Why do you think audiences should come and see your adaptation of Wuthering Heights?

If audiences want to see some fantastic actors, a great story and some absolutely stunning technical moments, they should definitely come and see this production. shake & stir has developed a national audience who have come to expect ultra-high production values and this one raises the bar. Of course, anyone who has ever loved with every atom of their being might find a bit to relate to…

Do you have a favourite scene in the production? What’s it about and why did you choose this one?

I really like the end of act two. This is where we pull out all the stops theatrically and where we finally find out why Heathcliff has acted the way he has.
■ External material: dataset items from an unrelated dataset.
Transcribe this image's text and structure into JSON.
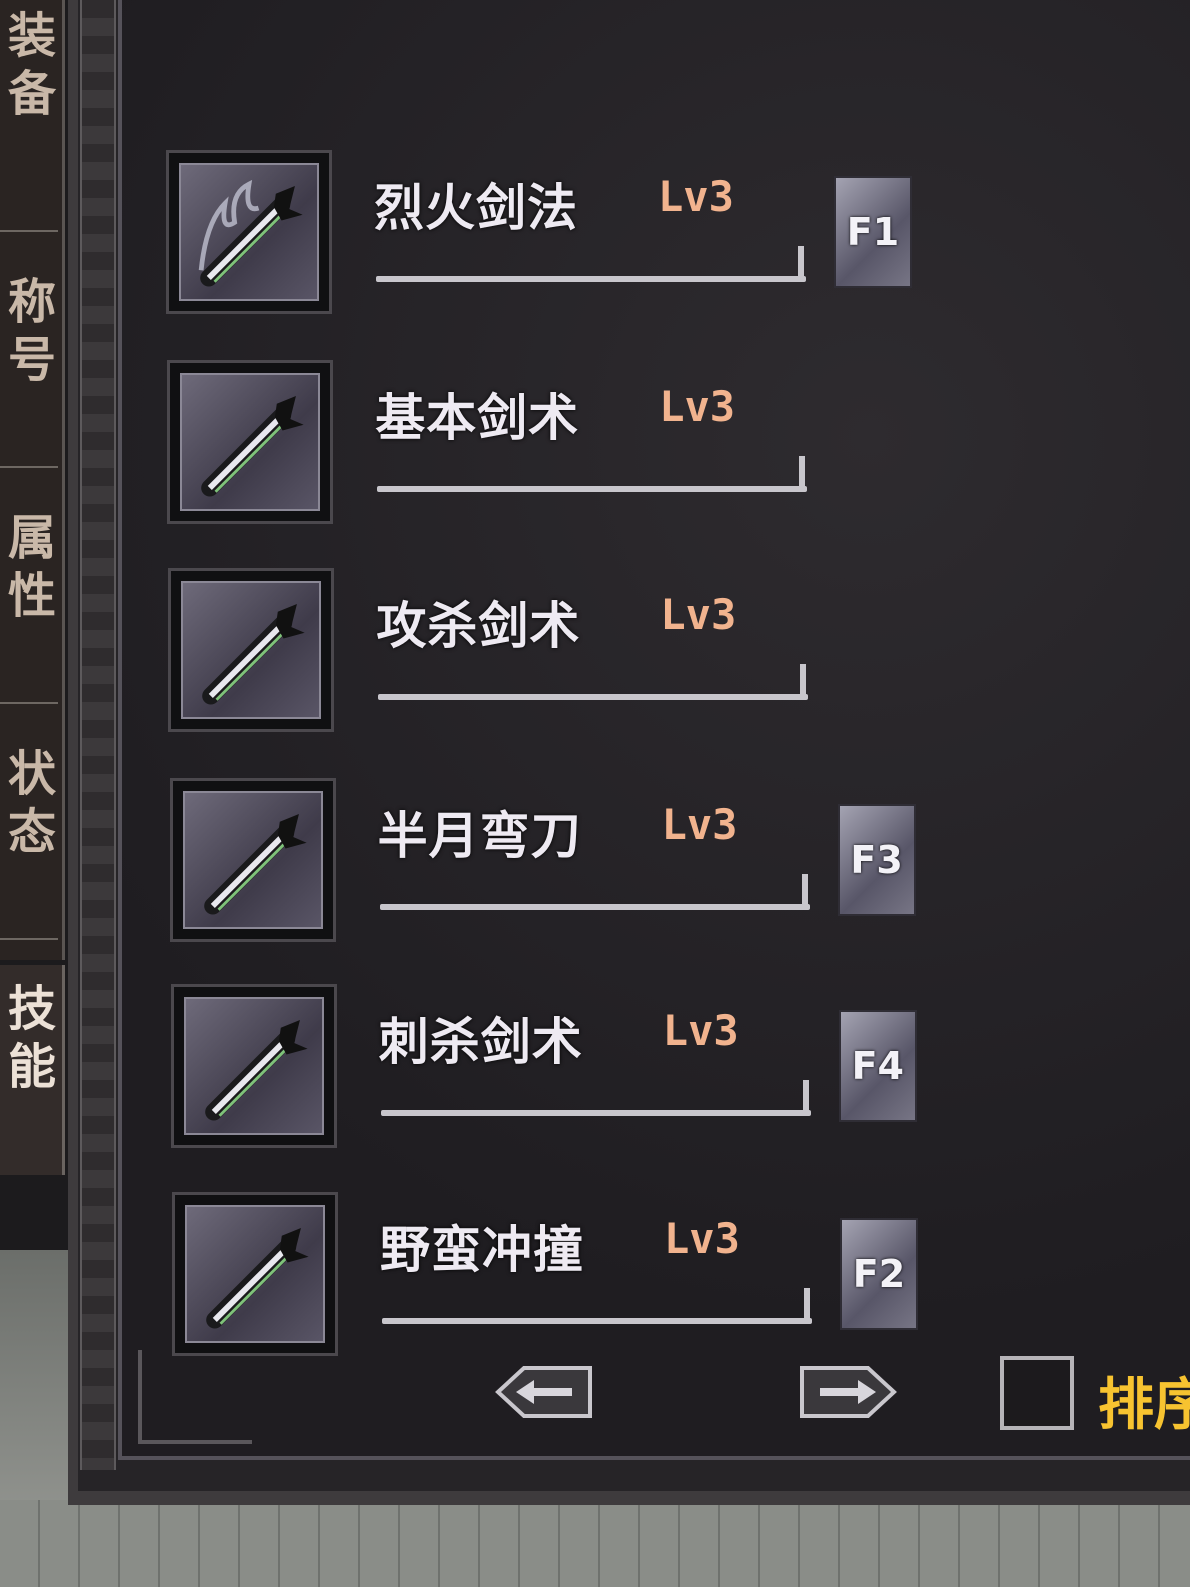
{
  "tabs": [
    {
      "label": "装备"
    },
    {
      "label": "称号"
    },
    {
      "label": "属性"
    },
    {
      "label": "状态"
    }
  ],
  "skill_tab": {
    "label": "技能"
  },
  "skills": [
    {
      "name": "烈火剑法",
      "level": "Lv3",
      "hotkey": "F1",
      "icon": "flaming-sword-icon"
    },
    {
      "name": "基本剑术",
      "level": "Lv3",
      "hotkey": "",
      "icon": "sword-icon"
    },
    {
      "name": "攻杀剑术",
      "level": "Lv3",
      "hotkey": "",
      "icon": "sword-icon"
    },
    {
      "name": "半月弯刀",
      "level": "Lv3",
      "hotkey": "F3",
      "icon": "crescent-sword-icon"
    },
    {
      "name": "刺杀剑术",
      "level": "Lv3",
      "hotkey": "F4",
      "icon": "sword-icon"
    },
    {
      "name": "野蛮冲撞",
      "level": "Lv3",
      "hotkey": "F2",
      "icon": "sword-icon"
    }
  ],
  "footer": {
    "prev_icon": "left-arrow-icon",
    "next_icon": "right-arrow-icon",
    "sort_label": "排序"
  },
  "colors": {
    "level_text": "#f1b38e",
    "sort_text": "#f7c330",
    "skill_text": "#eeeaf2"
  }
}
I think it is a really nice and surprising moment for Heathcliff – we should think twice about what we thought of him throughout the story.

The novel, Wuthering Heights has inspired everything from a Kate Bush song to a Hindi movie and a Death Cab for Cutie track, to name a few. Can you name your favourite adaptation of this work or a work that was inspired by the book? Why did you pick this one?

I like the 2011 film adaptation by Andrea Arnold for its moody capture of the environment. This adaptation is not very text heavy but it shows the mood of the piece brutally and beautifully though close up extended shots of the characters being battered by the elements.

The show features Ross Balbuziente, Tim Dashwood, Nelle Lee, Linden Wilkinson, Gemma Willing and yourself. How did the actors prepare for their roles?

I think actors prep is very personal and each actor has their own methods. One thing I insisted on in the rehearsal room was to speak the language in a way that each actor could relate to on a personal level. I wanted to avoid put-on accents and over-annunciation and for the actors to bring their own personalities and real truth to their characters.